Second, it is a close question whether the District Court erred by allowing Jessica Fyfe to testify that, when police arrived minutes after she found Ogno's body, she “ran over to them” and “told them, I know who did this, I'll tell you everything, I know where he lives, and his name is Paul.” App'x 394-95. The District Court admitted this as an “excited utterance,” see Fed. R. Evid. 803(2), and the Government maintains that Fyfe had the requisite personal knowledge to satisfy Federal Rule of Evidence 602 based on her repeated trips with Ogno to obtain drugs from Van Manen, among other things. Van Manen objects that Fyfe's statement was unduly speculative because it was based on her long-term observations, not any specific knowledge Fyfe had of Van Manen supplying the drugs that caused Ogno's death on that particular day.

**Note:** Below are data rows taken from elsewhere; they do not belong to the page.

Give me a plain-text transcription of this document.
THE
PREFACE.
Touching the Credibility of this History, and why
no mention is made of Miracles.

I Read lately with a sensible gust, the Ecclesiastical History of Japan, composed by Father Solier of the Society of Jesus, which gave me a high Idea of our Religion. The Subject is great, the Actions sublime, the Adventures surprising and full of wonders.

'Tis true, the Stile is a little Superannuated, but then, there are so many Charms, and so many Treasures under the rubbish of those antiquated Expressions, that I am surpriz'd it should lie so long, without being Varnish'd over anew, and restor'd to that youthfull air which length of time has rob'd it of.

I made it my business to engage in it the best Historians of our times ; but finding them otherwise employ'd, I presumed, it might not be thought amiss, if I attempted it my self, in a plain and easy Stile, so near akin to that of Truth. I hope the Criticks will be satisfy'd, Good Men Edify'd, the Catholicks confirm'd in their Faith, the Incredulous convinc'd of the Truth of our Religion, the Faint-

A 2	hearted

Even if the admission of Fyfe's statement was error, we comfortably conclude that any error was harmless. The case against Van Manen was very strong: Financial records and a text exchange between Ogno and Van Manen showed that, on the day of Ogno's death, Van Manen sold Ogno a “bunny”—which Van Manen acknowledged was code for a bundle of heroin. App'x 306, 316, 569-70. Only hours after the sale, Fyfe discovered Ogno's body at his home, where police also found evidence of a heroin bundle near his body that, in the Government's words, “bore the hallmarks of heroin distributed by the [drug trafficking organization]” of which Van Manen was a part. Government's Br. 10. As testimony produced at trial revealed, a heroin bundle sold by Van Manen “[t]ypically” consisted of stamp-free “white glassine bags folded in half with a rubber band to keep it together.” App'x 458; see also id. 241, 249-50, 342-43, 425-26 (describing these features as uncommon). This description matched the drug evidence found at the place of Ogno's death. See Government Ex. 211 (photograph of such bags). On this record, Van Manen suffered no undue prejudice from the admission of Fyfe's statement.

Finally, we reject Van Manen's argument that his Sixth Amendment rights were violated by the District Court's modest limitation on the defense's cross-examination of Detectives Arthur Truscelli and Daniel Slevin. The District Court stopped counsel from trying to elicit from the detectives a statement made by Fyfe during a police interview, that Ogno's brother told her Ogno asked him for the contact information of a drug dealer other than Van Manen on the morning of Ogno's death. Van Manen maintains that his counsel could have invoked Ogno's request to his brother to show bias in the investigation by implying that the police improperly failed to investigate a possible source of the fatal drugs other than Van Manen. Even assuming some basis for admitting such nested hearsay, however, this statement had at best limited probative value. Moreover, Van Manen was able to impeach the detectives’ testimony and raise questions about the integrity of the investigation when he cross-examined the two detectives without using the alleged statement. See United States v. Estrada, 430 F.3d 606, 621-22 (2d Cir. 2005). The Confrontation Clause “guarantees a criminal defendant the right to cross-examine government witnesses at trial,” United States v. Figueroa, 548 F.3d 222, 227 (2d Cir. 2008), but it does not “guarantee unfettered cross-examination,” Alvarez v. Ercole, 763 F.3d 223, 230 (2d Cir. 2014). On this record, we cannot say the District Court's decision to limit Van Manen's cross-examination of Detectives Truscelli and Slevin exceeded the permissible bounds of its discretion.

* * *

We have considered Van Manen's remaining arguments and find in them no basis for vacatur. For the foregoing reasons, the judgment of the District Court is AFFIRMED.


1.   This appeal was initially consolidated with that of Van Manen's codefendant, Michael Nunez. The Government moved to dismiss Nunez's appeal, however, and an order granting that motion was entered on December 11, 2020. See No. 19-706, Dkt. 159.

2.   Unless otherwise noted, in quoting caselaw this Order omits all alterations, citations, footnotes, and internal quotation marks.